So just to be very explicit — this means you are trying to do a 50/50 blend of rgb(0,0,0)
and rgb(0, 127, 255)
, where the two input colors are sRGB, and you want the blending also done in sRGB space. Blending these two colors in sRGB space will produce rgb(0, 63, 127)
(sRGB). Converting them to Linear-sRGB, blending, and then converting back to sRGB will not.
To achieve this, I had to do 2 different things.
- I’ve commented out
.colorSpace = SRGBColorSpace
.- Before returning the color, I wrapped it in
convertColorSpace(result, SRGBColorSpace, LinearSRGBColorSpace)
I’d consider this a fine solution, if you feel comfortable with “why” it works. Step (1) keeps the texture in its original sRGB Space by preventing three.js from decoding it. Then step (2) applies an sRGB decode step right before the automatic three.js encode step, so the two cancel out and have no net effect.

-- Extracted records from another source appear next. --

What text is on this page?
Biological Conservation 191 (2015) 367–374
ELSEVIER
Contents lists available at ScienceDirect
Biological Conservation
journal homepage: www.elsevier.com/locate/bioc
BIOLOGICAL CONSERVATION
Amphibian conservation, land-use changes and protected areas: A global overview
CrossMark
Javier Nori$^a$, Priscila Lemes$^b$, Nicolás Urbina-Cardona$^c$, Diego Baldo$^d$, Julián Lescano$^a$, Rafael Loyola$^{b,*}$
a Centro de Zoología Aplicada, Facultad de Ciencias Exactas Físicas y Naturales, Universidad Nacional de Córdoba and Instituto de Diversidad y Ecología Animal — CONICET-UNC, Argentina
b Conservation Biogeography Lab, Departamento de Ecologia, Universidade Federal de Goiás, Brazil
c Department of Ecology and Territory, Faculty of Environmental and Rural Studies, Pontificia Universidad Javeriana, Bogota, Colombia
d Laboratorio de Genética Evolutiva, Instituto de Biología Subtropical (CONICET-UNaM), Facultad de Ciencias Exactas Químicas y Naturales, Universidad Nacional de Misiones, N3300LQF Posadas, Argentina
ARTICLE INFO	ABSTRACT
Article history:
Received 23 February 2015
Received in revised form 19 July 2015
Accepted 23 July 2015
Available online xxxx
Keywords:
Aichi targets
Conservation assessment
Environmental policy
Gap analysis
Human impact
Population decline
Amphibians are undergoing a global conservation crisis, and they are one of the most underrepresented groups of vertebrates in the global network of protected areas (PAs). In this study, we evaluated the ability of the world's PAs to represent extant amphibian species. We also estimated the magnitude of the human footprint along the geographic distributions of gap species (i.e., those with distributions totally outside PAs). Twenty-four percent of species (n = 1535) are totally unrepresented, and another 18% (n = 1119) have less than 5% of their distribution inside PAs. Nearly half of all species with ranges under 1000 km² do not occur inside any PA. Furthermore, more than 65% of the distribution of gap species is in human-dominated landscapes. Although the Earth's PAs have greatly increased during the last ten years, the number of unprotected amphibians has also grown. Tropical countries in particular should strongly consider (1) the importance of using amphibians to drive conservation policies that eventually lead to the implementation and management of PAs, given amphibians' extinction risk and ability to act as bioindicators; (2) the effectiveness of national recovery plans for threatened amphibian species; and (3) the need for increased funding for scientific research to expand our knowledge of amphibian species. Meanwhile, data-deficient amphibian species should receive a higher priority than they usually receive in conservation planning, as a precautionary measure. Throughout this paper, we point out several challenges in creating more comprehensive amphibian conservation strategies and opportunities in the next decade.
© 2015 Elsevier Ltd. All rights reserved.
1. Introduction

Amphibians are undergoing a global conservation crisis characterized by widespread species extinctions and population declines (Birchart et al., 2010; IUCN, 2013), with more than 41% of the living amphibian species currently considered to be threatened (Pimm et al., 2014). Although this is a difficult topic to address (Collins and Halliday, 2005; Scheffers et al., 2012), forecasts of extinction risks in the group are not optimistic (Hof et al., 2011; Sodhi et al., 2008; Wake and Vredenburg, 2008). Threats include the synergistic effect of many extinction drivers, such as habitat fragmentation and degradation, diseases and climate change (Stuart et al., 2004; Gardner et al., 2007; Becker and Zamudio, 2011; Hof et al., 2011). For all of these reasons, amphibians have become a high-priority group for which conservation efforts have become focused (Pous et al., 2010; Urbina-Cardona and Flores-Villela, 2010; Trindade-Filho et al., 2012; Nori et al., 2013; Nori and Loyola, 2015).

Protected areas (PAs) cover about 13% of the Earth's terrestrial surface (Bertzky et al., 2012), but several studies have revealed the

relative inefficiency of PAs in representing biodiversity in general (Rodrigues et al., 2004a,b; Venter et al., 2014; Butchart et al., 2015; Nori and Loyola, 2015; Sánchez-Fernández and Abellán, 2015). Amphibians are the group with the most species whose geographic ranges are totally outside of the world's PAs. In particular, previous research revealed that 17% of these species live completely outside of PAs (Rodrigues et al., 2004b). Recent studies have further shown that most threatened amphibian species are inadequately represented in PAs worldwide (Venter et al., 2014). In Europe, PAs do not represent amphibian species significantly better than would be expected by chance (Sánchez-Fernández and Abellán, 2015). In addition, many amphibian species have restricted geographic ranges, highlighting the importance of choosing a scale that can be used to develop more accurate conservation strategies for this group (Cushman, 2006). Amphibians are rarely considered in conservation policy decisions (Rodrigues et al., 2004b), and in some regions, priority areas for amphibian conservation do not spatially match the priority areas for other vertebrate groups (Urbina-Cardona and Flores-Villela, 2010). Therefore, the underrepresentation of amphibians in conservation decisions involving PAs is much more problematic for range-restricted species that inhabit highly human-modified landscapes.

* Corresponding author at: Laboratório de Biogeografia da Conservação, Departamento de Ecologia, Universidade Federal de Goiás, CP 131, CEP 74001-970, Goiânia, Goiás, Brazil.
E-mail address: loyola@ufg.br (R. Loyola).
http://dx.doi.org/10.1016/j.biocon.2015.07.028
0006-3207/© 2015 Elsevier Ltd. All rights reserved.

As a result, the colors basically remain in sRGB space throughout your render pipeline, all the way from input to the canvas.
Comparing methods (1) and (2), I don’t think a single color conversion is much to worry about performance-wise. If mixing colors in sRGB space is all you need to do then, either should be fine! If you need to also do some lighting or PBR, then keeping the colors mostly in the default Linear-sRGB space and switching to sRGB for specific operations (2) would generally be the best option.